From both operational and perception standpoints, framing the right data helps make the case for action more compelling. One useful model discussed during the event was the ‘diamond’. Start top-down with the investment. Then, bottom-up with the dataset. Left and right are the day-to-day impacts – operational disruption on one side and perception on the other. It’s a reminder that not all data belongs in one basket – strategic messaging is key.

Ultimately, it’s not about the building. It’s about the children and their educational outcomes.

Technology accelerators: Tools shaping the future

As the stakes grow, so does the need for smarter decision-making. Technology and data are no longer support tools – they’re central to planning, prioritising, and protecting what matters most. We’re entering a new era of asset intelligence. Here are the tech accelerators to consider:

  • Digital twin implementation (creating virtual replicas of physical assets, processes, or systems for predictive maintenance) is transforming how we plan and manage new builds. Our data shows a 30% reduction in inspection costs.

  • AI-driven predictive modelling improves scenario planning, reduces perception bias, and achieves a 45% improvement in maintenance efficiency.

  • AI-human collaboration (agentic AI) is opening new doors in decision-making and policy planning, empowering asset managers with real-time insights with a 62% reduction in administrative time.

What’s possible is no longer a question – it’s about amplifying the impact.

A shared responsibility and opportunity

Government policy has become a powerful catalyst for change – and that change is already having an impact, not just in education but across sectors like health. The NSW Department of Education is a clear example: when the NSW government committed to clearing the maintenance backlog in 2019, it required a robust, data-backed investment case. Asset strategy evolved to meet the moment.
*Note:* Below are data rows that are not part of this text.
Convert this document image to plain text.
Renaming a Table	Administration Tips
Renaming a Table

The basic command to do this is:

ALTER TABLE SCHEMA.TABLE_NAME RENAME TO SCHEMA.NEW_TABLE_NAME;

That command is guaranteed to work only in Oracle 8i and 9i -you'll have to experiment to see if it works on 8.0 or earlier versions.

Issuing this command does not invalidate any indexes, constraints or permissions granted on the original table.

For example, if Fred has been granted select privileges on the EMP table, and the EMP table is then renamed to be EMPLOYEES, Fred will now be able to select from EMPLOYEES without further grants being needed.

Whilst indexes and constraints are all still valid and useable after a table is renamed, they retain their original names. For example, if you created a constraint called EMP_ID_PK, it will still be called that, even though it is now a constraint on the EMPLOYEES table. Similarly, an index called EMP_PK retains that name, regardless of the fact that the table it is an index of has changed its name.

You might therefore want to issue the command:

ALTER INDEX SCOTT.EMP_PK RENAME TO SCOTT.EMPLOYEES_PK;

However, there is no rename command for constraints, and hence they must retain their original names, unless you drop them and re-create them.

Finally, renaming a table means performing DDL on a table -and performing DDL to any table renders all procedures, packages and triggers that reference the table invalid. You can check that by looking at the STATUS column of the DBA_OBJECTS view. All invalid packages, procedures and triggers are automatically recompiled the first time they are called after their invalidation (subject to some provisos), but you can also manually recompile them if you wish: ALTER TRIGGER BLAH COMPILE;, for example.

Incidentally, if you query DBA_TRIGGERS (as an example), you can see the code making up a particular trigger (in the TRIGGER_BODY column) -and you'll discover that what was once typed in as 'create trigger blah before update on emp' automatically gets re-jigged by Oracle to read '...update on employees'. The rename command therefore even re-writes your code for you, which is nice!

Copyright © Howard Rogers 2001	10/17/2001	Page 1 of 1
As strategies mature, collaboration across jurisdictions becomes even more important. Shared learnings can strengthen policy advocacy and drive consistency in how we manage and fund assets.

For non-government sectors, there’s an opportunity to influence leadership to adopt similar approaches. Asset management should have a seat at the table.

A fitting perspective comes from Legacy, a book by James Kerr about the New Zealand All Blacks. Their mantra is: “Leave the jersey in a better place.” Our goal should be the same – to leave the portfolios we manage in a better place than we found them.